Good setup, good payoff, as your grown-up pride in your new last name became your embarrassment. Reading your poem, I experienced those third-grade emotions with you.
I was with you every step of the way. Your writing is so precise. I smell and feel and sense what you describe. I was that little 8 year old girl. I felt for her. My family built a house when I was in 6th grade. It wasn’t ready in Sept and I had to be driven a great distance to school for 6 weeks before we moved in, so I really do relate to what you said, but you are amazing in your description, in a sparse, elegant way.
Your poetry is so powerful. I agree with John and Betsy, I was feeling it as you described it. Loved your truth at the end too – a first day, even a bad one, isn’t the end.

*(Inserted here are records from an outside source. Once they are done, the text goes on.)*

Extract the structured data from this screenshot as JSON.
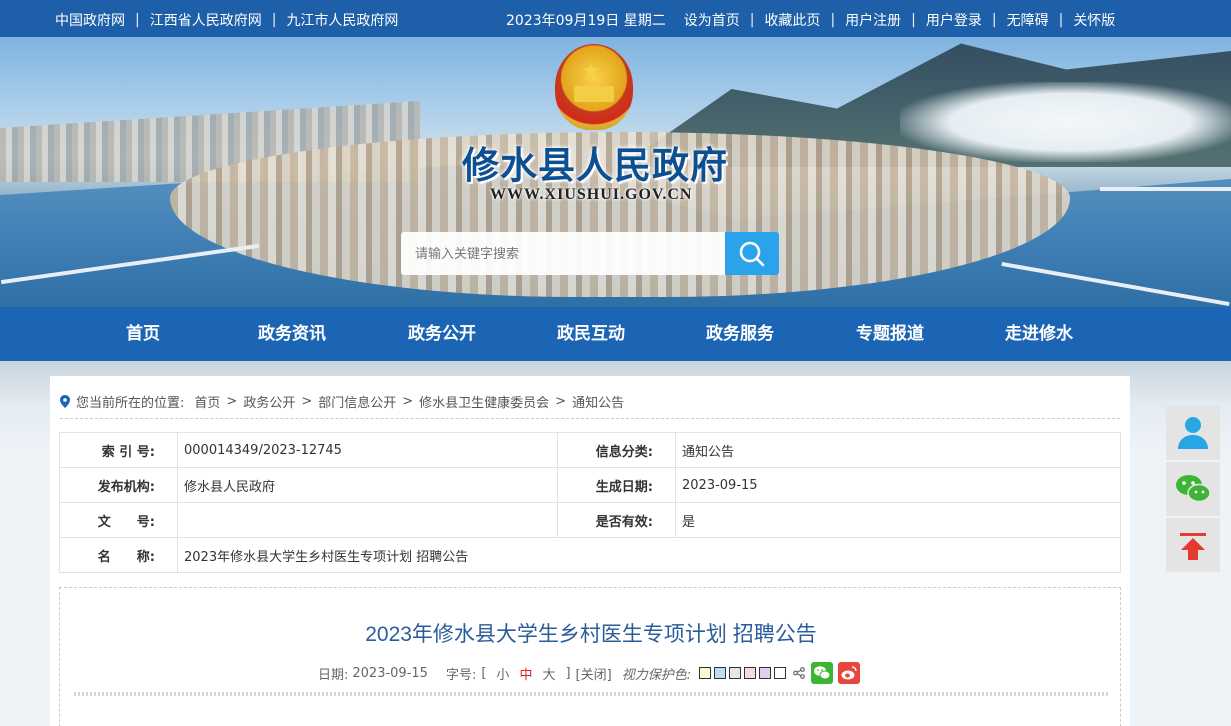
{
  "topbar": {
    "links_left": [
      "中国政府网",
      "江西省人民政府网",
      "九江市人民政府网"
    ],
    "date": "2023年09月19日  星期二",
    "links_right": [
      "设为首页",
      "收藏此页",
      "用户注册",
      "用户登录",
      "无障碍",
      "关怀版"
    ]
  },
  "banner": {
    "title": "修水县人民政府",
    "url": "WWW.XIUSHUI.GOV.CN",
    "search_placeholder": "请输入关键字搜索"
  },
  "nav": [
    "首页",
    "政务资讯",
    "政务公开",
    "政民互动",
    "政务服务",
    "专题报道",
    "走进修水"
  ],
  "breadcrumb": {
    "prefix": "您当前所在的位置:",
    "items": [
      "首页",
      "政务公开",
      "部门信息公开",
      "修水县卫生健康委员会",
      "通知公告"
    ],
    "sep": ">"
  },
  "meta": {
    "index_label": "索 引 号:",
    "index_value": "000014349/2023-12745",
    "category_label": "信息分类:",
    "category_value": "通知公告",
    "publisher_label": "发布机构:",
    "publisher_value": "修水县人民政府",
    "date_label": "生成日期:",
    "date_value": "2023-09-15",
    "docno_label": "文　　号:",
    "docno_value": "",
    "valid_label": "是否有效:",
    "valid_value": "是",
    "name_label": "名　　称:",
    "name_value": "2023年修水县大学生乡村医生专项计划 招聘公告"
  },
  "article": {
    "title": "2023年修水县大学生乡村医生专项计划 招聘公告",
    "date_label": "日期:",
    "date": "2023-09-15",
    "font_label": "字号:",
    "bracket_open": "[",
    "bracket_close": "]",
    "font_small": "小",
    "font_medium": "中",
    "font_large": "大",
    "close": "[关闭]",
    "eye_label": "视力保护色:",
    "swatches": [
      "#fafad2",
      "#b8def0",
      "#e6e6e6",
      "#f5dce4",
      "#e0d0f0",
      "#ffffff"
    ]
  },
  "colors": {
    "primary": "#1c65b4",
    "topbar": "#1d5fa8",
    "search": "#2aa3ea"
  },
  "icons": {
    "location": "location-pin-icon",
    "search": "search-icon",
    "share": "share-icon",
    "wechat": "wechat-icon",
    "weibo": "weibo-icon",
    "user": "user-icon",
    "top": "back-to-top-icon"
  }
}
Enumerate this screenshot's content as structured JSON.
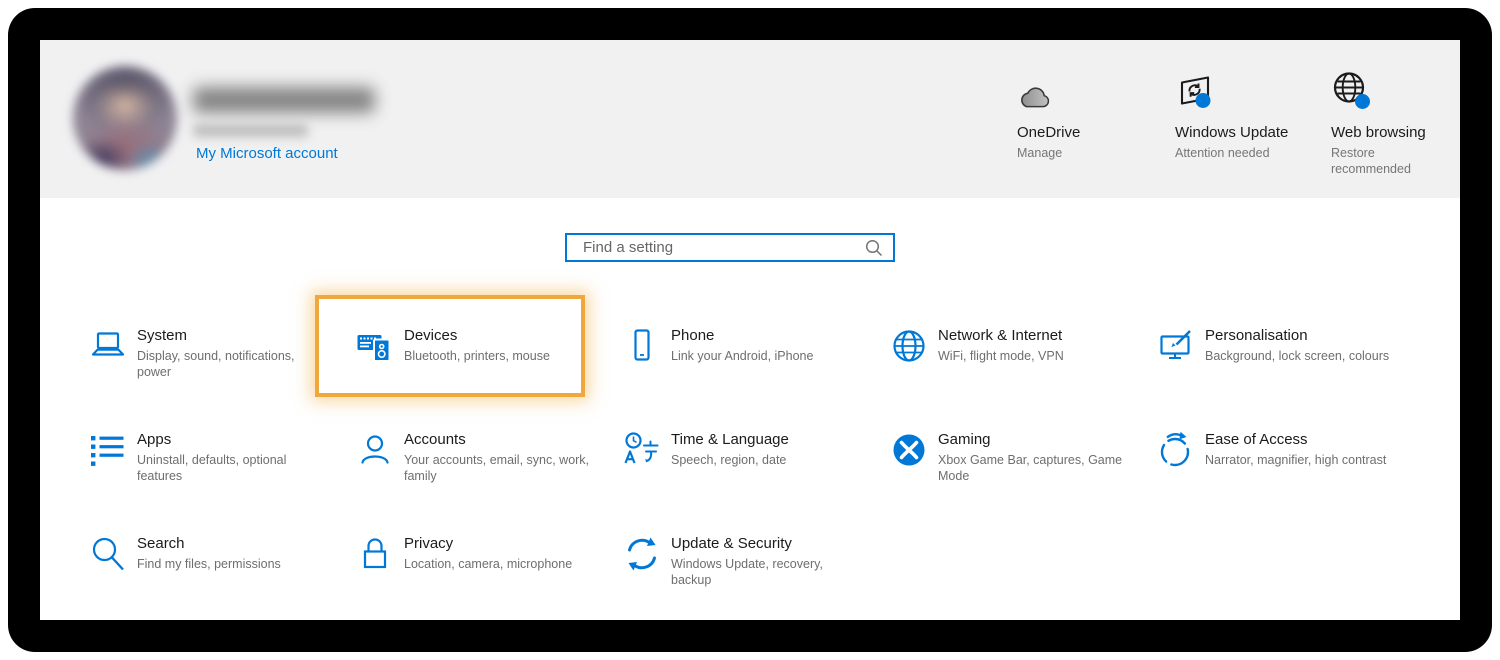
{
  "account": {
    "link_label": "My Microsoft account"
  },
  "quick_status": [
    {
      "title": "OneDrive",
      "subtitle": "Manage"
    },
    {
      "title": "Windows Update",
      "subtitle": "Attention needed"
    },
    {
      "title": "Web browsing",
      "subtitle": "Restore recommended"
    }
  ],
  "search": {
    "placeholder": "Find a setting"
  },
  "categories": [
    {
      "title": "System",
      "subtitle": "Display, sound, notifications, power"
    },
    {
      "title": "Devices",
      "subtitle": "Bluetooth, printers, mouse",
      "highlighted": true
    },
    {
      "title": "Phone",
      "subtitle": "Link your Android, iPhone"
    },
    {
      "title": "Network & Internet",
      "subtitle": "WiFi, flight mode, VPN"
    },
    {
      "title": "Personalisation",
      "subtitle": "Background, lock screen, colours"
    },
    {
      "title": "Apps",
      "subtitle": "Uninstall, defaults, optional features"
    },
    {
      "title": "Accounts",
      "subtitle": "Your accounts, email, sync, work, family"
    },
    {
      "title": "Time & Language",
      "subtitle": "Speech, region, date"
    },
    {
      "title": "Gaming",
      "subtitle": "Xbox Game Bar, captures, Game Mode"
    },
    {
      "title": "Ease of Access",
      "subtitle": "Narrator, magnifier, high contrast"
    },
    {
      "title": "Search",
      "subtitle": "Find my files, permissions"
    },
    {
      "title": "Privacy",
      "subtitle": "Location, camera, microphone"
    },
    {
      "title": "Update & Security",
      "subtitle": "Windows Update, recovery, backup"
    }
  ],
  "colors": {
    "accent": "#0078d7",
    "highlight_border": "#f0a73c",
    "header_bg": "#f1f1f2"
  }
}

You write on so many levels and evoke deep responses to every stanza in these deceptively simple and straightforward lines. As I scanned down the poem, I began to distinguish a rhythm in the verses, like music. Thank you!
Very special poem. You captured both the universal joys of First Day and those anxieties that made your day stand out in your mind these many years later. “A first day isn’t the end.” I could have used that insight earlier in my life! Thanks so much for your wonderful contributions.
Thank you, all! Your feedback was wonderful to read!